- The paper presents LaSR, a two-stage LLM-guided evolutionary framework that improves symbolic regression by evolving natural language concepts.
- LaSR leverages LLM-based operators within classical genetic programming, achieving a 72/100 exact match on the Feynman Equations dataset.
- The evolving concept library produces interpretable summaries that help rediscover known physical laws and uncover novel scaling equations.
Symbolic Regression with a Learned Concept Library
The paper presents LaSR—a two-stage, LLM‐guided evolutionary framework for symbolic regression that augments classical genetic programming with a learned library of natural language “concepts.” Unlike traditional methods that search blindly through expression spaces, LaSR iteratively extracts, refines, and evolves natural language encapsulations of favorable patterns from high‐performing hypotheses. This additional abstraction layer guides the search toward regions of the solution space that are both interpretable and empirically effective.
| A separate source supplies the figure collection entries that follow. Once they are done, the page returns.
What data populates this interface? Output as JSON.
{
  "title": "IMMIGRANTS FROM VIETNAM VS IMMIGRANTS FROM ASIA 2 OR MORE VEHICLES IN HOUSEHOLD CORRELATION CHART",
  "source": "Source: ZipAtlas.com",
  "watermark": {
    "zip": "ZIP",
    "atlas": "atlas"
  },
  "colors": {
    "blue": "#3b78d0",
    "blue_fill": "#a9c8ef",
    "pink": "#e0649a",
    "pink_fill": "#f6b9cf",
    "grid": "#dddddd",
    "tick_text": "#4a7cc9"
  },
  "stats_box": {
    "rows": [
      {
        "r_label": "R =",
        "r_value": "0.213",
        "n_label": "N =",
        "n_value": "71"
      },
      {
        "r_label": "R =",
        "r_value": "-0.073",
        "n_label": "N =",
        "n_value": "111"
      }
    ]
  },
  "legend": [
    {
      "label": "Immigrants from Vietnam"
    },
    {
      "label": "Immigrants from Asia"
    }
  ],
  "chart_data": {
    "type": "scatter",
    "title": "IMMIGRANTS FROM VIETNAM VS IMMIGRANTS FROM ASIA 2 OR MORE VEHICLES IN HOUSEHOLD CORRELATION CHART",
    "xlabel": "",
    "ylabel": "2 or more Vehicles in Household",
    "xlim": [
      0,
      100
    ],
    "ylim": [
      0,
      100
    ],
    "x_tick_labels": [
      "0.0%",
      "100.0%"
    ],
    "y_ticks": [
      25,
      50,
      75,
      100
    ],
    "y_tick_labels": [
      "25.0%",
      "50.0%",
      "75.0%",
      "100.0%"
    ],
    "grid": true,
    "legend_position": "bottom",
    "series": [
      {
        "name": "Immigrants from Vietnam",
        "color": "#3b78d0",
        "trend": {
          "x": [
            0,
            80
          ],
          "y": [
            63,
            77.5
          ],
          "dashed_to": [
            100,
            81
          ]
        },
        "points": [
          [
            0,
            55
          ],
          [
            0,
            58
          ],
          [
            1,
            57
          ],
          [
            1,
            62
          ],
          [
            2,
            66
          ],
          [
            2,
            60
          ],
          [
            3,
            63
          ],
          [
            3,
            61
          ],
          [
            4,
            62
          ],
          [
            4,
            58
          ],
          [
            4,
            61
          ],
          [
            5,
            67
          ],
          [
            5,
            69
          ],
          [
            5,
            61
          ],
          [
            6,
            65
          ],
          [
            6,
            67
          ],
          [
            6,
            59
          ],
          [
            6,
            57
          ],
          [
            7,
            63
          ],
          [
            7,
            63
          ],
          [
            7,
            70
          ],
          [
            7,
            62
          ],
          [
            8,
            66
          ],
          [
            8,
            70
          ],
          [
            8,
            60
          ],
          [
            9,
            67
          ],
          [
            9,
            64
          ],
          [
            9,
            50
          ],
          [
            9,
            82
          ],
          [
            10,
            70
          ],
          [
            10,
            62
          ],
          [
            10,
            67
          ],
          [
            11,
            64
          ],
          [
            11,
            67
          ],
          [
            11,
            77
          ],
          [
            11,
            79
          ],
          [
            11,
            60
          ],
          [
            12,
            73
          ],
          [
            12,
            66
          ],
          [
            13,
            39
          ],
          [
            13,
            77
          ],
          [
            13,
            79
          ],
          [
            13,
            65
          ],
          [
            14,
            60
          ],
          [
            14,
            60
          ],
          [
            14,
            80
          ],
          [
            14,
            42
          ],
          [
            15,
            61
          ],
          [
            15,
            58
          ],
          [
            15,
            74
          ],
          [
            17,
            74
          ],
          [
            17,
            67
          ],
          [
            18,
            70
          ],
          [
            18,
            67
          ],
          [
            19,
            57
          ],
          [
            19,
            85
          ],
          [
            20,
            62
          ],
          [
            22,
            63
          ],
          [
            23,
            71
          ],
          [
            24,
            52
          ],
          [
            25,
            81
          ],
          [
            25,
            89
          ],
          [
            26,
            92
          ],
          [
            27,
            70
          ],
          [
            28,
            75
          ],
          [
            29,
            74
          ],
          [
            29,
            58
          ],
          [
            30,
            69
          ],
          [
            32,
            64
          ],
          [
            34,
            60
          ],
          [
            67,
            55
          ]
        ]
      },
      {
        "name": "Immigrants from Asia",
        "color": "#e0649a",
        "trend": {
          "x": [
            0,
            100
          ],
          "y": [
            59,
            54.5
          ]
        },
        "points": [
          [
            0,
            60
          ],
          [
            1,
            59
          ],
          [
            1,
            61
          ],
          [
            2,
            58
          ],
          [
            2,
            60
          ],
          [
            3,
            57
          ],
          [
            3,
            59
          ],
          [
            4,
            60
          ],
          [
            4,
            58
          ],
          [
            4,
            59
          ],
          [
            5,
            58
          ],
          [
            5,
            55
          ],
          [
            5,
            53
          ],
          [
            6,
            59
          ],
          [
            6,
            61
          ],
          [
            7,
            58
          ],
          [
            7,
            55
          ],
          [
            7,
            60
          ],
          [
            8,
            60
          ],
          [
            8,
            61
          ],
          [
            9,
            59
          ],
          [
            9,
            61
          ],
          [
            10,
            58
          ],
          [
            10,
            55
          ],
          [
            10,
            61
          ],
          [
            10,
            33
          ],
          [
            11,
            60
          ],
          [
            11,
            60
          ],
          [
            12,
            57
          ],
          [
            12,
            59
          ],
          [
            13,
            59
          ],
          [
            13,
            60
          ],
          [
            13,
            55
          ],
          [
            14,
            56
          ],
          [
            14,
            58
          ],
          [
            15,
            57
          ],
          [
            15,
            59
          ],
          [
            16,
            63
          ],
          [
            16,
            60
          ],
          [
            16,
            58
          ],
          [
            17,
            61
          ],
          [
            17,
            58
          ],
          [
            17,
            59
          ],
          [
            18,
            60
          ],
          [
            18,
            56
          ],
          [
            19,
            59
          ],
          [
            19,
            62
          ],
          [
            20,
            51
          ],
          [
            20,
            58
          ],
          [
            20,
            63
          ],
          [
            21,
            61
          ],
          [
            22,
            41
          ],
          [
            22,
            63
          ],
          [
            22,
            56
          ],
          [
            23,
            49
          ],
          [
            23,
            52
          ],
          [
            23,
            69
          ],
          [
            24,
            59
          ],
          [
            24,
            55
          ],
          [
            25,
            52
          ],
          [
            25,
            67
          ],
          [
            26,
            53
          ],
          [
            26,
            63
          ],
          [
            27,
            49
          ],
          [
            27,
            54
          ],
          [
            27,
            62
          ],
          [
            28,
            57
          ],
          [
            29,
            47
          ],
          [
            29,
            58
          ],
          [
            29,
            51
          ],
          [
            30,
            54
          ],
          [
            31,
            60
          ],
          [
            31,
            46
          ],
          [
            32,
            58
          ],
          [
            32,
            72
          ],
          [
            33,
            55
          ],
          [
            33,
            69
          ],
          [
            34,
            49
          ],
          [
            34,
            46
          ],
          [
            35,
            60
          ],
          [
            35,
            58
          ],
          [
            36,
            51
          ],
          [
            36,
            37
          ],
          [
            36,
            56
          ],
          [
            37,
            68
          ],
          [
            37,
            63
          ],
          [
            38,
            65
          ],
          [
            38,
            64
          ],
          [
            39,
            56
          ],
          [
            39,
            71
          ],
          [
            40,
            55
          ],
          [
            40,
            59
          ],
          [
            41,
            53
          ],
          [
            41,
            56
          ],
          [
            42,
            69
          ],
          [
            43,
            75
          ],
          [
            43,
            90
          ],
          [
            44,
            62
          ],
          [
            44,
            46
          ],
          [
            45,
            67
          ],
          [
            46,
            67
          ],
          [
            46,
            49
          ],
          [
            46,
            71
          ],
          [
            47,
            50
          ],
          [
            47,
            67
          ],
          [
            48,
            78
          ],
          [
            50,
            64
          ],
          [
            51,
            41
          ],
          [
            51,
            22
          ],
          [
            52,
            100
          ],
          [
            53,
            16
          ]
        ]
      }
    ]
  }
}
Figure 1: A schematic overview of a single LaSR iteration where multiple hypothesis populations are evolved under concept guidance.
Methodology
LaSR builds upon the PySR algorithm by incorporating LLM‐based operators for initialization, mutation, and crossover. At each iteration, the current hypothesis population is evaluated on a given dataset, and the best–performing expressions are summarized into natural language concepts via zero-shot queries. These concepts, stored in a dynamic library, are then evolved and sampled to inform subsequent rounds of search. The framework leverages prompt designs—for instance, the LlmCrossover prompt (Figure 2) and the LLM Concept Abstraction prompt (Figure 3)—to induce transferable “hints” that bias the search towards physically and mathematically plausible regions of hypothesis space. In later iterations, the system further refines the library via concept evolution (illustrated in Figure 4). The integration of this semantic layer with conventional genetic operations is controlled by a hyperparameter—the percentage of LLM calls—whose setting (e.g. 1%) minimizes disruption to local exploration while still enhancing convergence. Figure 5 details the PySR hyperparameters used consistently across experiments.
Experiments and Results
The approach is evaluated on several benchmarks. On the Feynman Equations dataset—a widely adopted benchmark for scientific discovery—LaSR achieves a 72/100 exact match solve rate, outperforming baselines including PySR (59/100) and other state-of-the-art symbolic regression techniques. The authors report that despite PySR’s ability to eventually converge after extended runtime (e.g. 10 hours per equation versus 40 iterations for LaSR), LaSR consistently discovers higher‐quality hypotheses while also uncovering equations that other methods cannot derive.
Figure 6: Evaluation results for ablations and extensions of LaSR showing how components such as concept evolution and the concept library accelerate search performance on the Feynman dataset.
Furthermore, LaSR is extended in a cascading experimental setup wherein different LLM backbones and mixture probabilities are deployed sequentially. These experiments emphasize that even minimal language guidance—using open-source backbone models—yields substantial improvements over classical genetic operations. In one notable application, LaSR is applied to data from BigBench to discover a scaling law predicting LLM performance over training steps and shots. The discovered empirical law, which requires only three free parameters compared to the five of standard formulations (e.g. Chinchilla scaling law), demonstrates competitive MSE loss values on held-out data.
Additional qualitative analyses highlight that LaSR’s output is twofold: in addition to the discovered equation, the evolving concept library provides interpretable textual summaries of early, intermediate, and late-stage evolutionary patterns. For example, early iterations capture coarse relationships using power and trigonometric functions, while later iterations exhibit symmetry and functional structure similar to Coulomb’s law. Such insights are not only useful for the mathematical fitting process but also facilitate scientific interpretation.
Discussion and Implications
The results reinforce that embedding natural language priors into the symbolic regression process can help overcome local minima that plague pure genetic-based search methods. By introducing LLM-based operators and a continually updated concept library, LaSR achieves both a lower complexity in discovered solutions and superior fit (with loss reductions reaching as low as ~4.67×10−14 on certain equations) compared to standard approaches. The framework’s capability to rediscover well-known physical laws (e.g. inverse square laws, Coulomb’s law) and derive novel relations in high-dimensional problems hints at significant potential for automated scientific discovery. Moreover, LaSR’s successful extraction of novel scaling laws for LLMs suggests a broader applicability to self-improving systems—as future LLM advancements promise faster and more accurate natural language inference, the performance and generalizability of LaSR are expected to further improve.
Conclusion
LaSR integrates LLM-guided genetic operations with a dynamic concept library to enhance symbolic regression. It outperforms classical methods on challenging scientific benchmarks, achieving higher exact matching rates and lower loss scores, while also providing interpretability through its evolving concept library. The work opens promising avenues for combining LLM reasoning with search-based synthesis across diverse domains, and its potential for novel empirical discovery underscores its theoretical and practical implications in AI research.